On Monday evening, MCCRC activist Thomas Nephew joined Mike Mage (ACLU Montgomery County) to advocate for Delegate Ana Sol Gutierrez’s MC17-14 local bill, which (as stated) would require MCPD and other police forces in the county to deploy automated external defibrillators (AEDs) in their vehicles.
The occasion was a hearing held by the Montgomery County’s House delegation, held at County Council chambers in Rockville. The bill was supported in person by Nephew and Mage, and opposed by Takoma Park Police Chief Alan Goldberg. (MCPD Police Chief Manger and Takoma Park City Manager Suzanne Ludlow were also listed as opposed, but did not appear, presumably submitting written testimony instead.)
In his testimony, Mr. Mage said that recent court decisions hold that the Eighth Amendment compels law enforcement officers to protect the life and health of persons in their custody, and that when a person in custody has a cardiac collapse, carrying out that duty requires immediate access to an AED (according to the American Heart Association). Failure or inability to provide medically recommended and constitutionally required medical care to persons under arrest or in custody could expose the county to serious lawsuits.
Thomas Nephew’s Monday evening testimony follows:
I’m Thomas Nephew. I live in Takoma Park, and speak tonight as a member of the Montgomery County Civil Rights Coalition. We are strongly in favor of the MC17-14 law requiring MCPD patrol vehicles to carry automated external defibrillators (AEDs).
Our principal reason, of course, is that this legislation will save lives. The more first responders with AEDs, the better a cardiac arrest victim’s chances. There are going to be times when a police vehicle is on the scene before fire or medical vehicles already equipped with these devices, either by chance or – sometimes — by direct involvement in a cardiac arrest. The Rochester, MN Police Department has saved over a hundred lives over a 20 year period with these devices.*
Having voiced our strong support for the bill’s life-saving effects, we also note that the first principle of lifesaving medicine applies here as well: first, do no harm – first, do nothing to bring about ventricular fibrillation and cardiac arrests.
Ironically, tasers — weapons used by MCPD and other law enforcement — can bring about just the fibrillations AEDs are deployed to correct. Depending on the subject, his or her pre-existing conditions, the duration of use, and other conditions, they can bring about death. While taser advocates may well say that’s unpredictable, we feel that’s our point, not theirs. Defibrillator voltages reportedly vary between 700-1,700 volts — those of tasers range from 20,000 to 150,000 volts.

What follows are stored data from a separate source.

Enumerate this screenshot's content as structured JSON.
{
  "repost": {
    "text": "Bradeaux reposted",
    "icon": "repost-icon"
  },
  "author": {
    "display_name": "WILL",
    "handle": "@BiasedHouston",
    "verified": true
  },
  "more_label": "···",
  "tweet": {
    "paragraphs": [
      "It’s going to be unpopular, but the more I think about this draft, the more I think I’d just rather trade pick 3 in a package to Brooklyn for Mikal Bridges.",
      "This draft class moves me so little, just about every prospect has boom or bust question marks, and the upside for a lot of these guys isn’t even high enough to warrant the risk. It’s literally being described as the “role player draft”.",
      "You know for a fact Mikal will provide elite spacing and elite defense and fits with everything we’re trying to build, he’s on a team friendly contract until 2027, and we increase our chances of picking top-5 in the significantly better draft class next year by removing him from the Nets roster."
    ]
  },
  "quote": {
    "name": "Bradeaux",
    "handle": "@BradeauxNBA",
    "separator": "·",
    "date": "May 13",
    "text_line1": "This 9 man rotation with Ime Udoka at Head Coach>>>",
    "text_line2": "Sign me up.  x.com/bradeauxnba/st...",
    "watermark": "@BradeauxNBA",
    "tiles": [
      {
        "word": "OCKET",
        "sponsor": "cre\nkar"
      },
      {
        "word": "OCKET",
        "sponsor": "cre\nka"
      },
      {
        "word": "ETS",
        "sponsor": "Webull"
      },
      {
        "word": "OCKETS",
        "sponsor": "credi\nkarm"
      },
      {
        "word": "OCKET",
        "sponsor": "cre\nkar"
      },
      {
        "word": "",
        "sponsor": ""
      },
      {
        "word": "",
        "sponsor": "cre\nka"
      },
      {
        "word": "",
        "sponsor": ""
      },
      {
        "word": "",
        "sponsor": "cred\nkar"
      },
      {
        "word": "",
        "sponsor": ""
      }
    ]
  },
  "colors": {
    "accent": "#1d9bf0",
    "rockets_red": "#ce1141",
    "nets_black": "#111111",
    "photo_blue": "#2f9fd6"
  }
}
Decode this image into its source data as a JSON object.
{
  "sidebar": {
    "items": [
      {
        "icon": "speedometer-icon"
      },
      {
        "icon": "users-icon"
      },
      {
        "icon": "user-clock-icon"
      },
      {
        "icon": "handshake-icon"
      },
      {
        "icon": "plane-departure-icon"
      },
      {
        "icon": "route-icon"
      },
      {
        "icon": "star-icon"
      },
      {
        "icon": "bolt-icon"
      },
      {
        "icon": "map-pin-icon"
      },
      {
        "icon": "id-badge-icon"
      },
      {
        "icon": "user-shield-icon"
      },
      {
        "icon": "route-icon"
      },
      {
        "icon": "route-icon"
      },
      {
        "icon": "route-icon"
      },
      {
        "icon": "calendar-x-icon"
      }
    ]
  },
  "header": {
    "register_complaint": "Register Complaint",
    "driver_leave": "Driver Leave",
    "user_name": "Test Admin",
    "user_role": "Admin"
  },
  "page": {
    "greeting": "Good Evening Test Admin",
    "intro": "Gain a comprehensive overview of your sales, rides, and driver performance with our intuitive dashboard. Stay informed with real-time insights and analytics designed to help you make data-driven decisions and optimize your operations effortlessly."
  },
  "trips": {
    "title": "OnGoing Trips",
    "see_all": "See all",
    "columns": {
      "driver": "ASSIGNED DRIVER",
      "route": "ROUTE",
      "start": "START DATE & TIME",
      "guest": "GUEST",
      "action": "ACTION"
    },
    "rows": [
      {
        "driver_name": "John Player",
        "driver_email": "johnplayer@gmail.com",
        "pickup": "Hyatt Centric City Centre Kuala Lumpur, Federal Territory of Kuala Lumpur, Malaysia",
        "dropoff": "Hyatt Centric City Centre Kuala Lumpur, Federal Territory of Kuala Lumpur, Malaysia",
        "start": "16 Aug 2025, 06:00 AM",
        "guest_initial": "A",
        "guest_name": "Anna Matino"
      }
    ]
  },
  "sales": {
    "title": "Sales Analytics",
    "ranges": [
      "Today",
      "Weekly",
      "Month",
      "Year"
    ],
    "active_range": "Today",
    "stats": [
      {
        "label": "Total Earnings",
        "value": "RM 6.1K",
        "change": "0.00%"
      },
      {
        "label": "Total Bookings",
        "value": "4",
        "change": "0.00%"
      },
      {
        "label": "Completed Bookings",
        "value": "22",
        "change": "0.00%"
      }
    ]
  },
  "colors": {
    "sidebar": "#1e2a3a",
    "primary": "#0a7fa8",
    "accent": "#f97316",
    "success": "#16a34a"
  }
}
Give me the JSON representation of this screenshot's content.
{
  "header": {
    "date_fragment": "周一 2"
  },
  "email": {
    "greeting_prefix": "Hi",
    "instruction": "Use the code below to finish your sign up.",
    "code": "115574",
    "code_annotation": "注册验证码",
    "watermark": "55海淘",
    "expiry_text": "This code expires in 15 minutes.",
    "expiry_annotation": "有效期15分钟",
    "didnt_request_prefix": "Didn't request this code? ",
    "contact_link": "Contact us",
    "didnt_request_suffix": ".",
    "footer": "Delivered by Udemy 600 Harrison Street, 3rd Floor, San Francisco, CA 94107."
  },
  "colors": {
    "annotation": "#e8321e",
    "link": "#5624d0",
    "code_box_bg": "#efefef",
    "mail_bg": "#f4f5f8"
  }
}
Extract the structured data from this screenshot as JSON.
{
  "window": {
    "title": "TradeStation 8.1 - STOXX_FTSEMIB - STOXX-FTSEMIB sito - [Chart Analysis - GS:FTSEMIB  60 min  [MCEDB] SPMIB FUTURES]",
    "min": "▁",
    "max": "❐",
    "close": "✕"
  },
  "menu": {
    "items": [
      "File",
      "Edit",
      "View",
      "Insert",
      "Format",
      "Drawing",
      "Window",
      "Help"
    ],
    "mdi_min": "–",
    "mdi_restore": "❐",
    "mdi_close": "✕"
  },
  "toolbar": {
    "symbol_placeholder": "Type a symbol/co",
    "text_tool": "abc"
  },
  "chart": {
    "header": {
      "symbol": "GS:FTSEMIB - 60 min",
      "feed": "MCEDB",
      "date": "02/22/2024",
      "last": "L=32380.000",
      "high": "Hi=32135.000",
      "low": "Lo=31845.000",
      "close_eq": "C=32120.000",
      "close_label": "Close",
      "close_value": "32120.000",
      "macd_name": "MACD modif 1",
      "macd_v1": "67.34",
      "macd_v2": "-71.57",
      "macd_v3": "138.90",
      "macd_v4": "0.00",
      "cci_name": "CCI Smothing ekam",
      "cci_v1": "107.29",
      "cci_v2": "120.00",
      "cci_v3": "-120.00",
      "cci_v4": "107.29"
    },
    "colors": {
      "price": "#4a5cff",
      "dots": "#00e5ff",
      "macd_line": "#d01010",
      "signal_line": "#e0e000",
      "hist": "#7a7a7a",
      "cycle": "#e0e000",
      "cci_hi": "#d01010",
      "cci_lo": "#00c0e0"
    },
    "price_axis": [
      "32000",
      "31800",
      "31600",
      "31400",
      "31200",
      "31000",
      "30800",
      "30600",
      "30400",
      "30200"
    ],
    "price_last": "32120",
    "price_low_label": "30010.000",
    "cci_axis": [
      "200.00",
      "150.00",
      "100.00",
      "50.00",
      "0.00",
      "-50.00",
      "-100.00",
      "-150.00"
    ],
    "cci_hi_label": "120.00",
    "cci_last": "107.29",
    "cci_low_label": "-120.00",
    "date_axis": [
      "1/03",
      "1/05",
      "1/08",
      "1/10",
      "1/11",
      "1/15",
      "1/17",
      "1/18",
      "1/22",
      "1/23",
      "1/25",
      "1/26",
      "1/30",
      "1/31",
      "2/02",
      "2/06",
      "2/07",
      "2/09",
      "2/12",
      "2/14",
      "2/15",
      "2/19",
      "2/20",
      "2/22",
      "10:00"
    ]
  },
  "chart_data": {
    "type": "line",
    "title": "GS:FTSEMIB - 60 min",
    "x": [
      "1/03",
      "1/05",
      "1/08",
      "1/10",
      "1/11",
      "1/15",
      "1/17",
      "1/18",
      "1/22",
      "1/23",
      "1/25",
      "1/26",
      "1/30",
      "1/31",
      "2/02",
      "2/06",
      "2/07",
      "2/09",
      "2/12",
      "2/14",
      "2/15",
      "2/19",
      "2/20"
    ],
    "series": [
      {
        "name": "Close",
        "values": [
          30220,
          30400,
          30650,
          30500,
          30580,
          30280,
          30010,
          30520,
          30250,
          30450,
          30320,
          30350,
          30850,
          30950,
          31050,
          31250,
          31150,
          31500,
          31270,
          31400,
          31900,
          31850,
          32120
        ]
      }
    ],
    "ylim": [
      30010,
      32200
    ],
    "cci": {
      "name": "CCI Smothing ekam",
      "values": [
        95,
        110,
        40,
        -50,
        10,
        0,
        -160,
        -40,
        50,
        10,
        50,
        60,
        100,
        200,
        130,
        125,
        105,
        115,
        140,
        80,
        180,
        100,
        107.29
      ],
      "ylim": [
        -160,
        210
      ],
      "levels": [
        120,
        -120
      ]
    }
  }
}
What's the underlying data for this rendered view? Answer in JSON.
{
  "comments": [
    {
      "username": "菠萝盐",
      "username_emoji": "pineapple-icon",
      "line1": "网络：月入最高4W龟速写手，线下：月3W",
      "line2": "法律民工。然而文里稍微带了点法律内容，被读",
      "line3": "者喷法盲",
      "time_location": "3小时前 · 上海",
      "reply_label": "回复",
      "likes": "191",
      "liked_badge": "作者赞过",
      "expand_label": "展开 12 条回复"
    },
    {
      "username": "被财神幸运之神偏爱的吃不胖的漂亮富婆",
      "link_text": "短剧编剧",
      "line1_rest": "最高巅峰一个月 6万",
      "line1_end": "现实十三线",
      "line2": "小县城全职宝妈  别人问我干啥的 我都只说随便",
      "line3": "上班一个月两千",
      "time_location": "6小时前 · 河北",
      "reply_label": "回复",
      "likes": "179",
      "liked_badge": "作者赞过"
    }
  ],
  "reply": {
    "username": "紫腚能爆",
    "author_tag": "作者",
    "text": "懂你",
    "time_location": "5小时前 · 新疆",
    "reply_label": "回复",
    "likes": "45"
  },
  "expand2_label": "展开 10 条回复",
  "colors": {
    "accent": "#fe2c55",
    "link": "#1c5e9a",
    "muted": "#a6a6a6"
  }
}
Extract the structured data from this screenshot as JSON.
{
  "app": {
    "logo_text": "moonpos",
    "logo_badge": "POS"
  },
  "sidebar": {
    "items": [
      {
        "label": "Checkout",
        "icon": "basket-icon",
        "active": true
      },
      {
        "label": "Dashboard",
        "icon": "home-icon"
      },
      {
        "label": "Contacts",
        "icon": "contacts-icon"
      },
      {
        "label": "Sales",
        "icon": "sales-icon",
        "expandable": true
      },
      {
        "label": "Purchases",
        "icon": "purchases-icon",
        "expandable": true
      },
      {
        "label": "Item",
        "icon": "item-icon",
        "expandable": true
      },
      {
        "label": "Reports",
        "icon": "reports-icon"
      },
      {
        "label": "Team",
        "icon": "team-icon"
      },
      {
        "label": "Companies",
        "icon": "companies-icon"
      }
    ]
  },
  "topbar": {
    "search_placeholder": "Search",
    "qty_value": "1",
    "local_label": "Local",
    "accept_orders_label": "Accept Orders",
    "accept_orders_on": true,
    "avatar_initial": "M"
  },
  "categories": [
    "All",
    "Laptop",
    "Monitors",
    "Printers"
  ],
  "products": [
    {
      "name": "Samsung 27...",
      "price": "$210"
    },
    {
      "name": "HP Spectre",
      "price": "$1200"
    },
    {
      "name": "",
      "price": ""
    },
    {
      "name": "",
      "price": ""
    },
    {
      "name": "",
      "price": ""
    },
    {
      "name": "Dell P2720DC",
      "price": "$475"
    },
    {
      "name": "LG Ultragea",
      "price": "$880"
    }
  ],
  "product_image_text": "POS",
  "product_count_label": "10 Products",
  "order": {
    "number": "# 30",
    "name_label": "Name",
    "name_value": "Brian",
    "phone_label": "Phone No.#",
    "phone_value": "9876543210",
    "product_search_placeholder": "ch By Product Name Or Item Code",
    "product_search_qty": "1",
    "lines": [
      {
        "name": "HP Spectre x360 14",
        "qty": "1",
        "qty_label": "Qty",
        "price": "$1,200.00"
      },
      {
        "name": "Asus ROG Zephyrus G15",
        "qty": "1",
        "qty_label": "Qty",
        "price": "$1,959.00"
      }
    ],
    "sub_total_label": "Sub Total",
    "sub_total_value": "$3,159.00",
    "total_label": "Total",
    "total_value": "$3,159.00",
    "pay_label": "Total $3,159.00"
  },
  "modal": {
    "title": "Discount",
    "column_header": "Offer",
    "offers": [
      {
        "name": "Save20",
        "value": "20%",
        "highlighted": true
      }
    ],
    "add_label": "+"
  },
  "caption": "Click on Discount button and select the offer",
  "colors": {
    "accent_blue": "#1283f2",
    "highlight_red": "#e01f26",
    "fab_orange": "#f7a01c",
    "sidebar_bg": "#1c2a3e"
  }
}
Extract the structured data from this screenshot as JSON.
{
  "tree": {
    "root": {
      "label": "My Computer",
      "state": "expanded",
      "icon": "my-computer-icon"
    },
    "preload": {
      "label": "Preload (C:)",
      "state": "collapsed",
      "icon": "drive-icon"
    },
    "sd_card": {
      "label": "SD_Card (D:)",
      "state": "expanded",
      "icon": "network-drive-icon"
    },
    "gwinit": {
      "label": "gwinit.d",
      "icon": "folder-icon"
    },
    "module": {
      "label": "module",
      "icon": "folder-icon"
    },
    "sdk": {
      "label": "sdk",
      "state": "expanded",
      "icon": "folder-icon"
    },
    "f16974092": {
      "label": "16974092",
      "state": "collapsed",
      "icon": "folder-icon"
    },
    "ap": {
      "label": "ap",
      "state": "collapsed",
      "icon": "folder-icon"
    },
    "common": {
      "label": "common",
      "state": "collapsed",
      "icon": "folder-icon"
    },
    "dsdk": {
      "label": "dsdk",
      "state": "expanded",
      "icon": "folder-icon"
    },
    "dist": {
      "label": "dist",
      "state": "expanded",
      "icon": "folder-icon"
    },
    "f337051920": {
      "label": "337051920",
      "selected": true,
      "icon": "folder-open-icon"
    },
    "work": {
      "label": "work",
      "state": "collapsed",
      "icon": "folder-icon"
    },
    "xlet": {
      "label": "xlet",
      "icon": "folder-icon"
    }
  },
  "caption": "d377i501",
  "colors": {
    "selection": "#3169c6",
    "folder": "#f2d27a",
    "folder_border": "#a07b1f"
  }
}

Tasers have brought about or been involved in over 500 US deaths since 2001. In April, Anthony Howard of Gaithersburg died in one such incident. It’s common sense to have AEDs on hand wherever tasers are nearby. It’s also an obligation of legislators and policy makers who’ve allowed tasers to become ubiquitous “compliance tools” — and frankly, according to the United Nations Committee on Torture, the “form of torture” – that are now deployed even in our schools.
Returning to AEDs, then, not only are they life-saving devices, but they’re ethical and moral obligations of the local and state governments that have chosen to deploy tasers. Let’s beat unnecessary tragedies and lawsuits to the punch. Please support MC17-14. Thank you.
The matter is being considered by the Montgomery County delegates to the House, who under the Maryland Constitution can propose binding local legislation to the state legislature.
In comments, Delegate Gutierrez expressed willingness to be flexible about a timetable for acquiring AEDs. For his part, opponent Takoma Park Police Chief Alan Goldberg focused on the “unfunded mandate” the AEDs would impose on local government, and asserted that only the most expensive AEDs could be envisioned since that is what local police train with. (In comments afterwards over dinner, Mr. Mage pointed out that many modern AEDs come with audio instructions and are so simple to use that training can’t be a major issue.)
Among questions posed by delegates, Delegate Sam Arora asked where one might draw the line — should squad cars also carry plasma bags or epinephrine sticks for bee allergies? While I can’t speak to how portable or necessary plasma bags would be, were squad cars to intentionally carry around bee hives, they should be prepared to carry first aid for bee stings as well. Police *do* intentionally carry around devices with a non-negligible probability of causing arrhythmia and fibrillation. They should be only too glad to have a way to treat that. And if, like Takoma Park’s police chief and city government, they’re *not* glad to do so, they should either mothball their tasers or be required to purchase AEDs as well.
* The program was recently featured on NBC Nightly News (10/23/13: Survival rates improve when police use defibrillators).